Swipe right for science: Papr app is ‘Tinder for preprints’
Inspired by the dating app Tinder, which asks users to ‘swipe right’ across their screens to approve prospective matches, an app called Papr is inviting scientists to swipe to rate life-sciences preprints. And like other recommendation algorithms, Papr also promises to learn from researchers’ choices so that it can supply them with preprints they’ll like.
“It’s relatively simple, but it seems to work pretty well,” says Nick Strayer, a PhD student in biostatistics at Vanderbilt University in Nashville, Tennessee. He and fellow Vanderbilt biostatistician Lucy D’Agostino McGowan added the swipe function and the recommender engine to Papr after a simpler version of the app was launched in October 2016 by Jeff Leek, a biostatistician at the Johns Hopkins Bloomberg School of Public Health in Baltimore, Maryland.

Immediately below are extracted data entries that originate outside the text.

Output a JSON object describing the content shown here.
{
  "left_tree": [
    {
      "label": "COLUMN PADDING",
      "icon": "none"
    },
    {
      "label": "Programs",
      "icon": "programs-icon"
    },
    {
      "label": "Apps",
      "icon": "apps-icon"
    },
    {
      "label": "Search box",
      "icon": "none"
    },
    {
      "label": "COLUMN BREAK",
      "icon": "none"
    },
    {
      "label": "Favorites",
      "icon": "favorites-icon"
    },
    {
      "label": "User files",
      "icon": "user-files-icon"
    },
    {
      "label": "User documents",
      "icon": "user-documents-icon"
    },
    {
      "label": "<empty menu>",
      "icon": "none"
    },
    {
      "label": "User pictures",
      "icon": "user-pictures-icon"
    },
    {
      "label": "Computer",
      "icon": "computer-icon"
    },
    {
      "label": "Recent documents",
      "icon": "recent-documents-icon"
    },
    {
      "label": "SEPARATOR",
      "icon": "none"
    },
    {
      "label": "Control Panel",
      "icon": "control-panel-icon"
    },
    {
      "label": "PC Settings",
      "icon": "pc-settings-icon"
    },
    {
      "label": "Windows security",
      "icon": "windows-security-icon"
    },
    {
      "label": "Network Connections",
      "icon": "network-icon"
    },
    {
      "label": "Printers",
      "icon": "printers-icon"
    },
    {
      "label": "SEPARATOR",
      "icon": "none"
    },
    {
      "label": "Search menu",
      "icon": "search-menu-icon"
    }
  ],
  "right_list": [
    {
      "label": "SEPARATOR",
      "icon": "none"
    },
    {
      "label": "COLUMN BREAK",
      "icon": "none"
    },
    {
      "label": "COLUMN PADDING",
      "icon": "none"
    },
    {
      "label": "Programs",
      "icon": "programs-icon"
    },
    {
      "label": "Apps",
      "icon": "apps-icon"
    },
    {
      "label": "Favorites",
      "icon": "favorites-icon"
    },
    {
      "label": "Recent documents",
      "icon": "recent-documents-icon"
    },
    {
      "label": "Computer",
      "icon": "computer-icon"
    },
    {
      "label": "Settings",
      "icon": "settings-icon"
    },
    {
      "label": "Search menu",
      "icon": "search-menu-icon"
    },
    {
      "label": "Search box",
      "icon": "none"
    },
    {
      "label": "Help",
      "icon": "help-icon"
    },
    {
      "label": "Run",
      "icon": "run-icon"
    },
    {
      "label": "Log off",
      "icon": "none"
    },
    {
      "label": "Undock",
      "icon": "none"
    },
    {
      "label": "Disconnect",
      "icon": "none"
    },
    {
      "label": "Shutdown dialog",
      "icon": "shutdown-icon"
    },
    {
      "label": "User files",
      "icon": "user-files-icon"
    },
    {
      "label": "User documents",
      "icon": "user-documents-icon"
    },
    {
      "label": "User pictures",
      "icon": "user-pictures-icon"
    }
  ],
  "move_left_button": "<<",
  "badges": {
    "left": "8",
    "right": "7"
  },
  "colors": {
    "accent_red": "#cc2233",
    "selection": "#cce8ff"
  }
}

The swipe functionality makes Papr “way more interesting”, says Leek in a blogpost. Users see abstracts from bioRxiv preprints, and can swipe their screens in four directions to rate them: right if the manuscript seems ‘exciting and probable’; up for ‘exciting and questionable’, down for ‘boring and probable’ and left for ‘boring and questionable’. (On a desktop, users drag with their mouse.)